ClearFlow has launched PleuraFlow active clearance technology in newer, smaller sizes, for the treatment of paediatric cardiothoracic surgery patients. After receiving clearance from the US Food & Drug Administration (FDA) earlier this year for expanded Indications for Use with the company’s patented technology, ClearFlow developed a new model of the PleuraFlow product for the paediatric market.
The PleuraFlow system is intended to remove clots from chest tubes. The new, smaller-sized options are designed specifically for paediatric applications.
“We commonly hear from paediatric heart surgeons, paediatric intensive care specialists and ICU nurses that they encounter problems with chest tube clogging after heart surgery in children, and sometimes this results in preventable major complications or even fatal consequences. The older makeshift bedside techniques of stripping or milking conventional chest tubes has been shown ineffective to prevent these problems, and can even be harmful, and thus are banned in many hospitals.” says ClearFlow chief executive officer Paul Molloy.

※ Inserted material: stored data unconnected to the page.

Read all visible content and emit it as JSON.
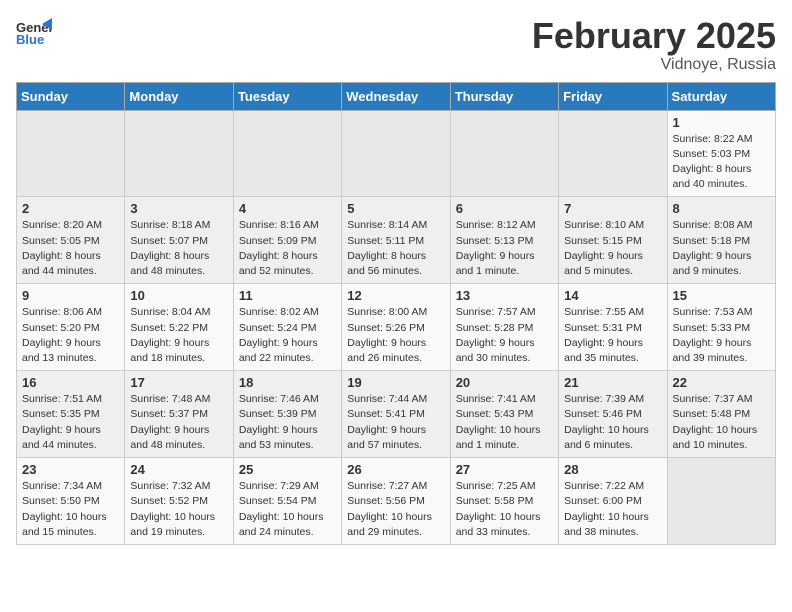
{
  "header": {
    "logo_general": "General",
    "logo_blue": "Blue",
    "title": "February 2025",
    "location": "Vidnoye, Russia"
  },
  "weekdays": [
    "Sunday",
    "Monday",
    "Tuesday",
    "Wednesday",
    "Thursday",
    "Friday",
    "Saturday"
  ],
  "weeks": [
    [
      {
        "day": "",
        "detail": ""
      },
      {
        "day": "",
        "detail": ""
      },
      {
        "day": "",
        "detail": ""
      },
      {
        "day": "",
        "detail": ""
      },
      {
        "day": "",
        "detail": ""
      },
      {
        "day": "",
        "detail": ""
      },
      {
        "day": "1",
        "detail": "Sunrise: 8:22 AM\nSunset: 5:03 PM\nDaylight: 8 hours and 40 minutes."
      }
    ],
    [
      {
        "day": "2",
        "detail": "Sunrise: 8:20 AM\nSunset: 5:05 PM\nDaylight: 8 hours and 44 minutes."
      },
      {
        "day": "3",
        "detail": "Sunrise: 8:18 AM\nSunset: 5:07 PM\nDaylight: 8 hours and 48 minutes."
      },
      {
        "day": "4",
        "detail": "Sunrise: 8:16 AM\nSunset: 5:09 PM\nDaylight: 8 hours and 52 minutes."
      },
      {
        "day": "5",
        "detail": "Sunrise: 8:14 AM\nSunset: 5:11 PM\nDaylight: 8 hours and 56 minutes."
      },
      {
        "day": "6",
        "detail": "Sunrise: 8:12 AM\nSunset: 5:13 PM\nDaylight: 9 hours and 1 minute."
      },
      {
        "day": "7",
        "detail": "Sunrise: 8:10 AM\nSunset: 5:15 PM\nDaylight: 9 hours and 5 minutes."
      },
      {
        "day": "8",
        "detail": "Sunrise: 8:08 AM\nSunset: 5:18 PM\nDaylight: 9 hours and 9 minutes."
      }
    ],
    [
      {
        "day": "9",
        "detail": "Sunrise: 8:06 AM\nSunset: 5:20 PM\nDaylight: 9 hours and 13 minutes."
      },
      {
        "day": "10",
        "detail": "Sunrise: 8:04 AM\nSunset: 5:22 PM\nDaylight: 9 hours and 18 minutes."
      },
      {
        "day": "11",
        "detail": "Sunrise: 8:02 AM\nSunset: 5:24 PM\nDaylight: 9 hours and 22 minutes."
      },
      {
        "day": "12",
        "detail": "Sunrise: 8:00 AM\nSunset: 5:26 PM\nDaylight: 9 hours and 26 minutes."
      },
      {
        "day": "13",
        "detail": "Sunrise: 7:57 AM\nSunset: 5:28 PM\nDaylight: 9 hours and 30 minutes."
      },
      {
        "day": "14",
        "detail": "Sunrise: 7:55 AM\nSunset: 5:31 PM\nDaylight: 9 hours and 35 minutes."
      },
      {
        "day": "15",
        "detail": "Sunrise: 7:53 AM\nSunset: 5:33 PM\nDaylight: 9 hours and 39 minutes."
      }
    ],
    [
      {
        "day": "16",
        "detail": "Sunrise: 7:51 AM\nSunset: 5:35 PM\nDaylight: 9 hours and 44 minutes."
      },
      {
        "day": "17",
        "detail": "Sunrise: 7:48 AM\nSunset: 5:37 PM\nDaylight: 9 hours and 48 minutes."
      },
      {
        "day": "18",
        "detail": "Sunrise: 7:46 AM\nSunset: 5:39 PM\nDaylight: 9 hours and 53 minutes."
      },
      {
        "day": "19",
        "detail": "Sunrise: 7:44 AM\nSunset: 5:41 PM\nDaylight: 9 hours and 57 minutes."
      },
      {
        "day": "20",
        "detail": "Sunrise: 7:41 AM\nSunset: 5:43 PM\nDaylight: 10 hours and 1 minute."
      },
      {
        "day": "21",
        "detail": "Sunrise: 7:39 AM\nSunset: 5:46 PM\nDaylight: 10 hours and 6 minutes."
      },
      {
        "day": "22",
        "detail": "Sunrise: 7:37 AM\nSunset: 5:48 PM\nDaylight: 10 hours and 10 minutes."
      }
    ],
    [
      {
        "day": "23",
        "detail": "Sunrise: 7:34 AM\nSunset: 5:50 PM\nDaylight: 10 hours and 15 minutes."
      },
      {
        "day": "24",
        "detail": "Sunrise: 7:32 AM\nSunset: 5:52 PM\nDaylight: 10 hours and 19 minutes."
      },
      {
        "day": "25",
        "detail": "Sunrise: 7:29 AM\nSunset: 5:54 PM\nDaylight: 10 hours and 24 minutes."
      },
      {
        "day": "26",
        "detail": "Sunrise: 7:27 AM\nSunset: 5:56 PM\nDaylight: 10 hours and 29 minutes."
      },
      {
        "day": "27",
        "detail": "Sunrise: 7:25 AM\nSunset: 5:58 PM\nDaylight: 10 hours and 33 minutes."
      },
      {
        "day": "28",
        "detail": "Sunrise: 7:22 AM\nSunset: 6:00 PM\nDaylight: 10 hours and 38 minutes."
      },
      {
        "day": "",
        "detail": ""
      }
    ]
  ]
}
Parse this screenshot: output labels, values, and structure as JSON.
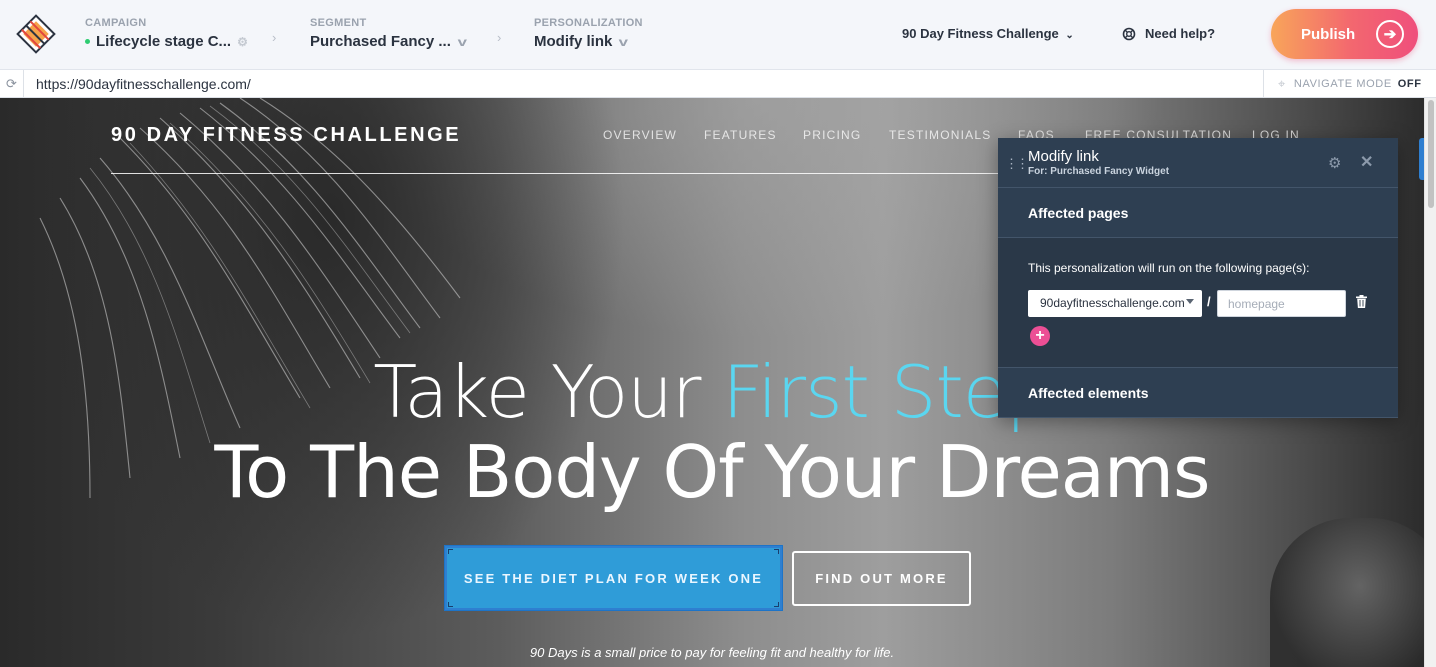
{
  "header": {
    "crumbs": [
      {
        "label": "CAMPAIGN",
        "value": "Lifecycle stage C..."
      },
      {
        "label": "SEGMENT",
        "value": "Purchased Fancy ..."
      },
      {
        "label": "PERSONALIZATION",
        "value": "Modify link"
      }
    ],
    "site_selector": "90 Day Fitness Challenge",
    "help": "Need help?",
    "publish": "Publish"
  },
  "urlbar": {
    "url": "https://90dayfitnesschallenge.com/",
    "navigate_mode_label": "NAVIGATE MODE",
    "navigate_mode_state": "OFF"
  },
  "site": {
    "brand": "90 DAY FITNESS CHALLENGE",
    "nav": [
      "OVERVIEW",
      "FEATURES",
      "PRICING",
      "TESTIMONIALS",
      "FAQS",
      "FREE CONSULTATION",
      "LOG IN"
    ],
    "hero_line1_start": "Take Your ",
    "hero_line1_accent": "First Step",
    "hero_line2": "To The Body Of Your Dreams",
    "cta_primary": "SEE THE DIET PLAN FOR WEEK ONE",
    "cta_secondary": "FIND OUT MORE",
    "tagline": "90 Days is a small price to pay for feeling fit and healthy for life."
  },
  "panel": {
    "title": "Modify link",
    "subtitle": "For: Purchased Fancy Widget",
    "section_pages": "Affected pages",
    "pages_desc": "This personalization will run on the following page(s):",
    "domain": "90dayfitnesschallenge.com",
    "path_placeholder": "homepage",
    "section_elements": "Affected elements"
  },
  "colors": {
    "accent_cyan": "#5ad6f0",
    "publish_gradient_start": "#f8a55a",
    "publish_gradient_end": "#ef4f7c",
    "panel_bg": "#2e3f52",
    "add_button": "#ec4f95",
    "cta_blue": "#2f9cd8"
  },
  "icons": [
    "logo-icon",
    "gear-icon",
    "chevron-down-icon",
    "help-icon",
    "arrow-right-icon",
    "reload-icon",
    "crosshair-icon",
    "drag-handle-icon",
    "close-icon",
    "trash-icon",
    "plus-icon"
  ]
}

In a study published in the Annals of Thoracic Surgery, smaller 20Fr chest tubes fitted with active clearance technology cleared blood significantly better than larger 32Fr chest tubes without active clearance technology. This was the first demonstration that smaller tubes can drain better than larger tubes if the lumen is preventatively kept clear of clot. The FDA recently cleared the 20Fr system with 4 side holes, which is—according to a company release—ideally suited for infant, preadolescent, and adolescent patients undergoing congenital cardiac surgery. This system is also available in a 20Fr with 6 side holes, as well as 24Fr system when needed for larger paediatric patients.
“There has long been a need to facilitate patency of chest tubes in the smallest diameters used for paediatric heart surgery since the smaller the tube, the more prone it is to occlude,” adds cardiothoracic surgeon and ClearFlow co-founder Ed Boyle.